I usually don’t spend a lot of time talking about form-related screenwriting topics. There are a number of good books on the subject. You can also learn almost all you need to know from reading recent, professionally written scripts, which are readily available these days on the internet.
That said, I do occasionally get questions regarding how to write a particular type of event or action in script form. One of the most common of those involves phone calls. Given the world we live in these days, phones play a huge part of our lives, so it’s hardly surprising that they would be the subject of a scene in a screenplay. The question then is: how to write it?
To my way of thinking, there are three distinct choices. It’s up to the writer to choose which to employ and, to a large extent, that choice depends on how much information you want to give the reader/audience in that particular scene.
The first option is that the reader/audience will only see and hear one side of the conversation. In that case, the writer writes the scene showing one character on the phone and we only see that person and hear only their side of the conversation. This is a scenario that gets played out in real life all the time: you watch someone talk to someone on the phone and, unless they’re on speakerphone, it’s one-sided from your perspective, both visually and audibly. This type of scenario is good for creating mystery regarding the person on the other end of the call.

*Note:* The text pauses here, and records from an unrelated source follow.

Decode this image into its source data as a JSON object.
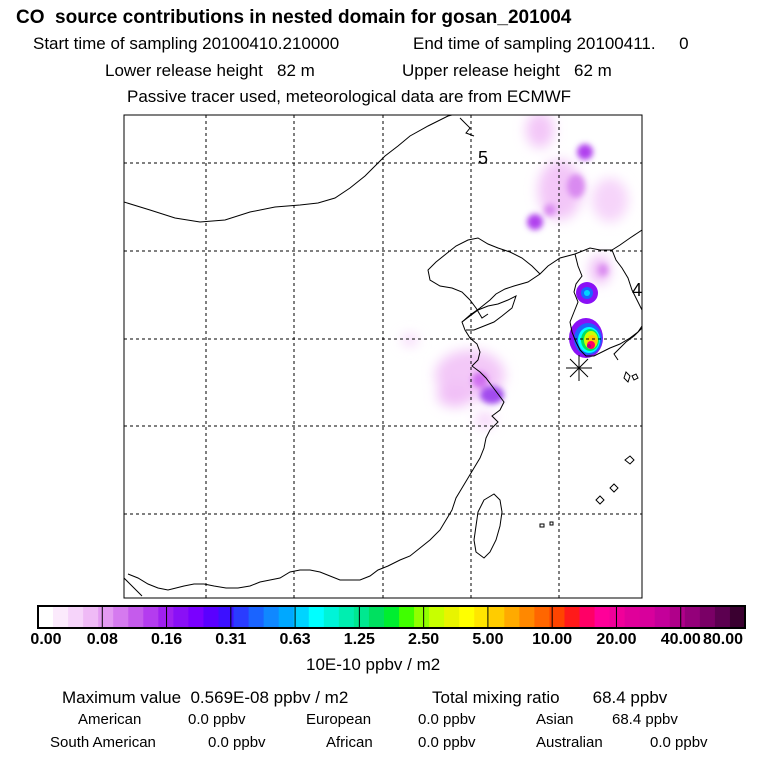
{
  "title": "CO  source contributions in nested domain for gosan_201004",
  "header": {
    "start_time": "Start time of sampling 20100410.210000",
    "end_time": "End time of sampling 20100411.     0",
    "lower_release": "Lower release height   82 m",
    "upper_release": "Upper release height   62 m",
    "tracer_note": "Passive tracer used, meteorological data are from ECMWF"
  },
  "chart_data": {
    "type": "heatmap",
    "map_labels": [
      "5",
      "4"
    ],
    "colorbar": {
      "ticks": [
        "0.00",
        "0.08",
        "0.16",
        "0.31",
        "0.63",
        "1.25",
        "2.50",
        "5.00",
        "10.00",
        "20.00",
        "40.00",
        "80.00"
      ],
      "unit": "10E-10 ppbv / m2",
      "colors": [
        "#ffffff",
        "#fbeafc",
        "#f6d4fa",
        "#efbaf6",
        "#e39af2",
        "#d57aef",
        "#c55bec",
        "#b43cef",
        "#a020f0",
        "#8a10f6",
        "#7a00ff",
        "#5a00ff",
        "#3c10ff",
        "#2a3cff",
        "#1a64ff",
        "#1088ff",
        "#00a8ff",
        "#00d4ff",
        "#00ffff",
        "#00f4d8",
        "#00eeb0",
        "#00e890",
        "#00e060",
        "#00ee30",
        "#40ff00",
        "#90ff00",
        "#c8ff00",
        "#e8f400",
        "#ffff00",
        "#ffe600",
        "#ffcc00",
        "#ffaa00",
        "#ff8800",
        "#ff6600",
        "#ff4400",
        "#ff1a1a",
        "#ff0066",
        "#ff0099",
        "#f0009a",
        "#e0009a",
        "#d8009c",
        "#c4009a",
        "#b0008a",
        "#94007a",
        "#7a0066",
        "#5c0050",
        "#3a0030"
      ]
    },
    "stats": {
      "maximum": "Maximum value  0.569E-08 ppbv / m2",
      "total": "Total mixing ratio       68.4 ppbv"
    },
    "regions": [
      {
        "name": "American",
        "value": "0.0 ppbv"
      },
      {
        "name": "European",
        "value": "0.0 ppbv"
      },
      {
        "name": "Asian",
        "value": "68.4 ppbv"
      },
      {
        "name": "South American",
        "value": "0.0 ppbv"
      },
      {
        "name": "African",
        "value": "0.0 ppbv"
      },
      {
        "name": "Australian",
        "value": "0.0 ppbv"
      }
    ]
  }
}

The second choice is something akin to that “speakerphone” suggestion (only without actually using a speakerphone). In this option, we only see one of the two people on the phone, but we hear both sides. In writing this, the non-visible person’s dialogue will have to be designated as (O.S.) which means off-screen. Some people use (V.O.) which is the shorthand for voice-over. However, I think voice-over should only be used when the person speaking over the scene isn’t in the scene in any way. They're simply a narrator, talking over a scene that doesn’t include them. On the other hand, off-screen means that they’re in the scene, just not shown. This scenario is often employed when the writer doesn’t want the audience to see the other person, either because they want their appearance to be mysterious, or because they simply aren’t important enough to be filmed.

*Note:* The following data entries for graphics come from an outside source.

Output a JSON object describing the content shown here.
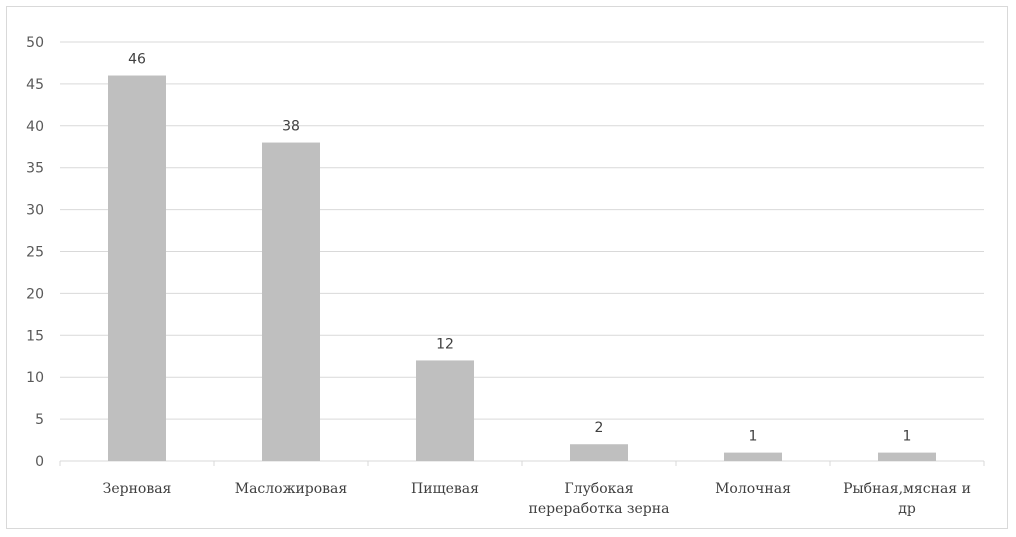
{
  "chart_data": {
    "type": "bar",
    "title": "",
    "xlabel": "",
    "ylabel": "",
    "ylim": [
      0,
      50
    ],
    "ytick_step": 5,
    "grid": true,
    "legend": "none",
    "bar_color": "#bfbfbf",
    "categories": [
      [
        "Зерновая"
      ],
      [
        "Масложировая"
      ],
      [
        "Пищевая"
      ],
      [
        "Глубокая",
        "переработка зерна"
      ],
      [
        "Молочная"
      ],
      [
        "Рыбная,мясная и",
        "др"
      ]
    ],
    "values": [
      46,
      38,
      12,
      2,
      1,
      1
    ]
  }
}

The final option is one that is often referred to as the “intercut”. Here, both sides of the phone call are seen and heard. To write this, the writer first must write a short scene (slug and description) showing one side of the conversation, and after the first thing said by that person, they write a scene (slug and description) showing the person on the other end of the call. Rather than keep writing alternating scenes, once that second person responds, the writer simply puts the words INTERCUT AS NEEDED where the next slug would go. This alerts the director to make the choice as to how much they should cut back and forth. After inserting the INTERCUT, the writer simply writes the dialogue as if both parties were in the same location. This scenario is chosen when the writer wants the audience to take in both dialogue and visuals.

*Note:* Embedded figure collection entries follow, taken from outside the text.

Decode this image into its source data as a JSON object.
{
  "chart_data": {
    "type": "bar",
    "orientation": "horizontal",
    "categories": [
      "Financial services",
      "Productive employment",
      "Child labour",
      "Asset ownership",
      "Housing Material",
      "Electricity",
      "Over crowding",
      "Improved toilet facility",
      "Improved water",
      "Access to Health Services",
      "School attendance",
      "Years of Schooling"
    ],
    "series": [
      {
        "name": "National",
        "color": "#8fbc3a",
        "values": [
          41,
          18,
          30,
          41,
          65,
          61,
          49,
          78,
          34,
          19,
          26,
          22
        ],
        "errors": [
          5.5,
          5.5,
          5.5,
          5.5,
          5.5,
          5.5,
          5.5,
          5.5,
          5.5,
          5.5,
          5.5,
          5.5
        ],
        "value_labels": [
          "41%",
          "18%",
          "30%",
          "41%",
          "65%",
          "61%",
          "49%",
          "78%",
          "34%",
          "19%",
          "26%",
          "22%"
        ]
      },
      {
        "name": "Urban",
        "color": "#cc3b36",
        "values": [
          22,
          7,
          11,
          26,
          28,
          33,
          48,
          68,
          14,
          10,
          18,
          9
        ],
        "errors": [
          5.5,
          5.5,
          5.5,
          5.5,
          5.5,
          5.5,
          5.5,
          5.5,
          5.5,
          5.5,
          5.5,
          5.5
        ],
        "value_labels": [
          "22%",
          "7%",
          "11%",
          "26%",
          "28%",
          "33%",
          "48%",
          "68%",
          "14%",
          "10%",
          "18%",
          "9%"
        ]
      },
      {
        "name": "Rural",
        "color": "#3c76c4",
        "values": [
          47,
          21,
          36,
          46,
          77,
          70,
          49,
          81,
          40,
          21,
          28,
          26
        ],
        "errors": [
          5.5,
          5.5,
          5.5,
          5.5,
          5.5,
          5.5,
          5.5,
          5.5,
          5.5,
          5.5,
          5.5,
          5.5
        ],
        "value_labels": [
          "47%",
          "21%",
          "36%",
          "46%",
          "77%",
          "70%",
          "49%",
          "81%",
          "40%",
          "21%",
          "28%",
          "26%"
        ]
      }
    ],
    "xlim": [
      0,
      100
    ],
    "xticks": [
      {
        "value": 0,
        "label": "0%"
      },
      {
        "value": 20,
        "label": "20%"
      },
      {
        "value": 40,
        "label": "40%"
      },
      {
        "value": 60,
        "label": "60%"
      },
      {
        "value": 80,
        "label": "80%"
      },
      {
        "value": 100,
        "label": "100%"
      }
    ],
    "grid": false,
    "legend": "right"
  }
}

It is absolutely imperative for you to let the reader/audience know what they will see and hear when a telephone call is taking place, so a choice must be made. Remember, you want the reader to visualize your story as if watching the film. Each of those three possibilities brings different story implications, which should influence your choice.
One final thought: you should go light on the phone calls. One or two in a script is about the most, assuming it’s not a story involving telemarketers or customer support reps. Even when you show both sides, a phone call is a static scene, meaning there is little action. Of course, with cell phones, the possibility of adding action to a two-sided conversation has become a real option. But that doesn’t mean you should write more telephone scenes.